Wie uneinheitlich die Vorstellungen zur Migrationspolitik innerhalb der Ampel mittlerweile sind, zeigt die parallel stattfindende Diskussion über die Frage, ab wann Migranten in Deutschland arbeiten dürfen. Die Fraktionschefin der Grünen, Katharina Dröge, sagte in der vergangenen Woche den Zeitungen der Funke-Mediengruppe, man brauche „endlich eine vollständige Abschaffung der vielfach noch bestehenden Arbeitsverbote für Geflüchtete“. Damit stieß sie bei ihrem liberalen Koalitionspartner prompt auf Widerspruch.
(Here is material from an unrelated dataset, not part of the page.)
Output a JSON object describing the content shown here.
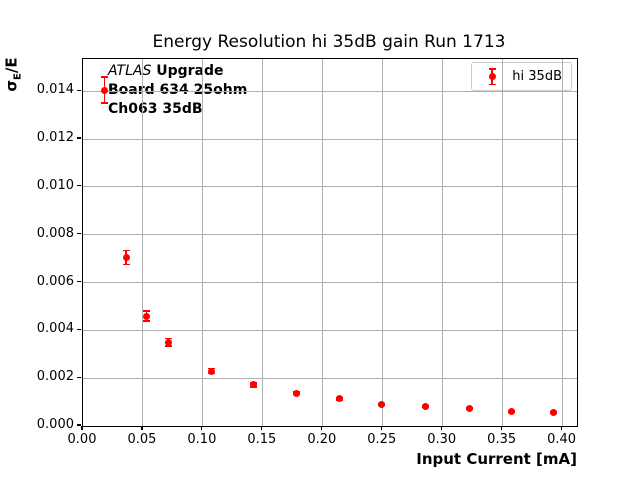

Das Ziel könne nicht sein, „einfach ein weiteres Tor“ für irreguläre Migration zu öffnen, sagte der Vorsitzende der FDP-Fraktion Christian Dürr im Deutschlandfunk.
Wie groß der Unmut der Bevölkerung über die Migrationspolitik mittlerweile ist, zeigen nicht nur die Analysen der Zuwächse für die AfD bei den Landtagswahlen in Bayern und Hessen. Laut einer Umfrage des Meinungsforschungsinstituts Insa für die Bild-Zeitung verlangen die Bürger mehrheitlich einen Kurswechsel in der Migrationspolitik: 59 Prozent votierten dafür, während sich 18,5 Prozent der Befragten dafür aussprachen, die aktuelle Politik beizubehalten. Und in einer Umfrage desselben Instituts für die JUNGE FREIHEIT gab nahezu die Hälfte der Wähler in Hessen und Bayern im Vorfeld des Urnengangs an, die Migrationspolitik sei wahlentscheidend für sie (JF 41/23). 47 Prozent der Wähler in Hessen und 49 Prozent der Wähler in Bayern bezeichneten das Thema als das wichtigste.
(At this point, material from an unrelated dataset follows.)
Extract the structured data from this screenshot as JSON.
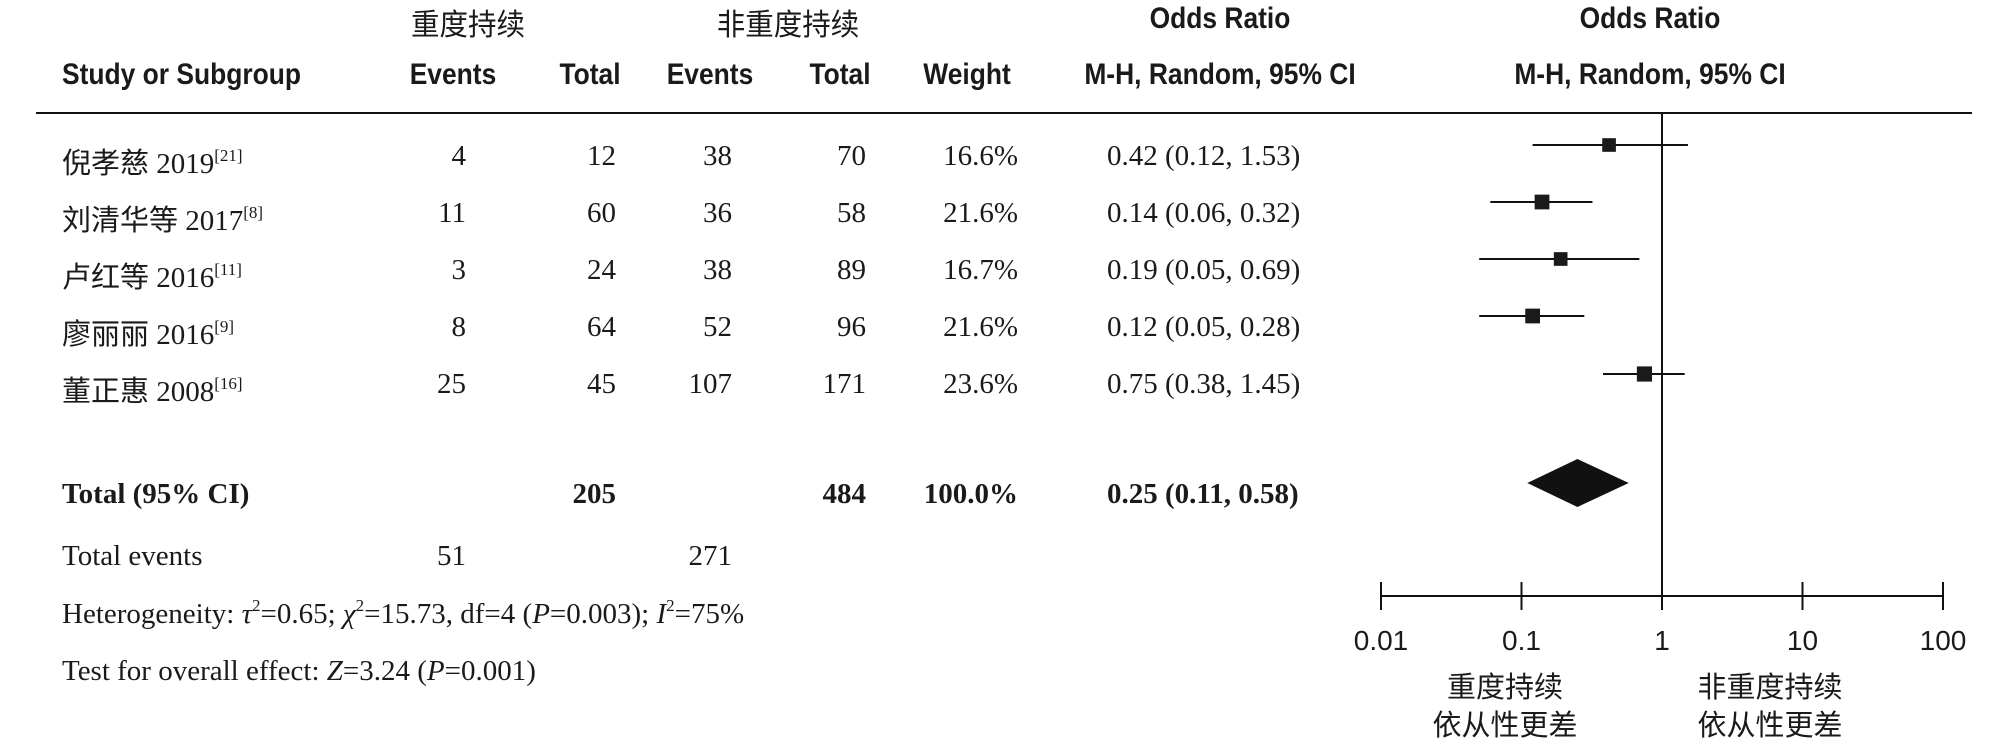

Angesichts der Krise hat die Union die Bundesregierung daher aufgefordert, die bereits Anfang September von Bundeskanzler Olaf Scholz in Aussicht gestellte Zusammenarbeit mit der Opposition endlich umzusetzen. Während Scholz dabei vor allem den Abbau von Bürokratie im Sinn hatte, schlägt CDU-Chef Friedrich Merz eine Zusammenarbeit zur Lösung der Migrationskrise vor. Es müsse dringend etwa darüber gesprochen werden, wie die irreguläre Migration in die sozialen Sicherungssysteme reduziert oder möglichst schnell gestoppt werden könne, sagte Merz. Doch daß es tatsächlich in absehbarer Zeit zu einer Zusammenarbeit der Ampel mit der Union zur Eindämmung der Migrationskrise kommen wird, gilt in Berlin derzeit als sehr unwahrscheinlich.
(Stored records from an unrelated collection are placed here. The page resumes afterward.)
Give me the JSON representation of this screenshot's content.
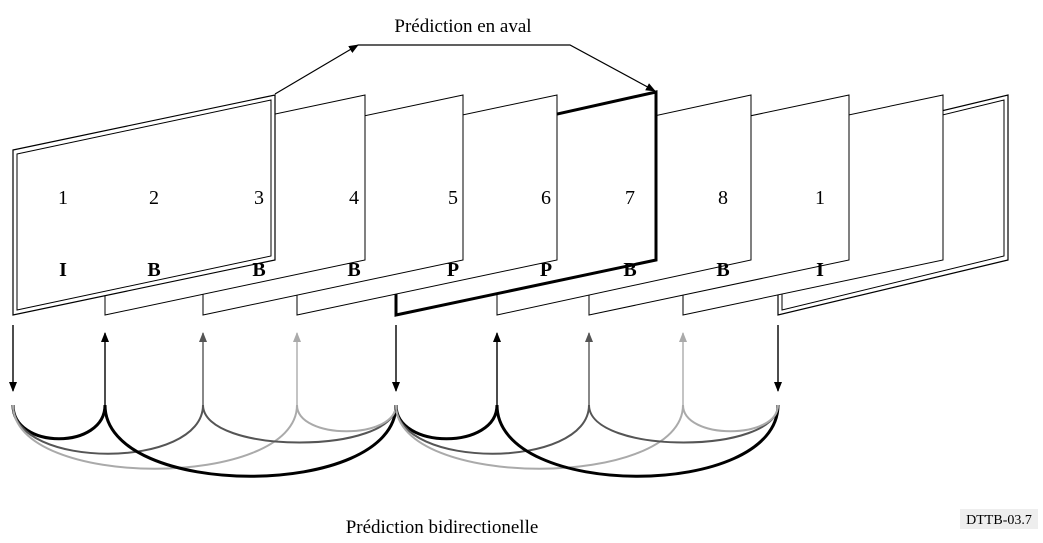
{
  "title_top": "Prédiction en aval",
  "title_bottom": "Prédiction bidirectionelle",
  "figure_ref": "DTTB-03.7",
  "frames": [
    {
      "number": "1",
      "type": "I"
    },
    {
      "number": "2",
      "type": "B"
    },
    {
      "number": "3",
      "type": "B"
    },
    {
      "number": "4",
      "type": "B"
    },
    {
      "number": "5",
      "type": "P"
    },
    {
      "number": "6",
      "type": "P"
    },
    {
      "number": "7",
      "type": "B"
    },
    {
      "number": "8",
      "type": "B"
    },
    {
      "number": "1",
      "type": "I"
    }
  ],
  "colors": {
    "black": "#000000",
    "dark_gray": "#555555",
    "light_gray": "#aaaaaa"
  }
}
In der Ampel hofft man stattdessen auf schnelle Erfolge bei der Reform der Gemeinsamen Europä-ischen Asylpolitik. Die EU-Innenminister hatten sich Anfang Oktober unter anderem darauf geeinigt, daß Asylverfahren künftig bereits an der EU-Außengrenze stattfinden können und das gesamte Prüf- und Rückführungsverfahren maximal sechs Monate dauern soll. Zudem sind Rückführungsabkommen mit Drittstaaten geplant. Doch bis diese Änderungen greifen, können noch Monate vergehen. Für entsprechende Verschärfungen hat sich unterdessen der frühere Präsident des Bundesverfassungsgerichts, Hans-Jürgen Papier, ausgesprochen. Das Asylrecht dürfe nicht länger zweckentfremdet werden „als Türöffner und Rechtfertigung einer an sich illegalen Einwanderung“, so Papier.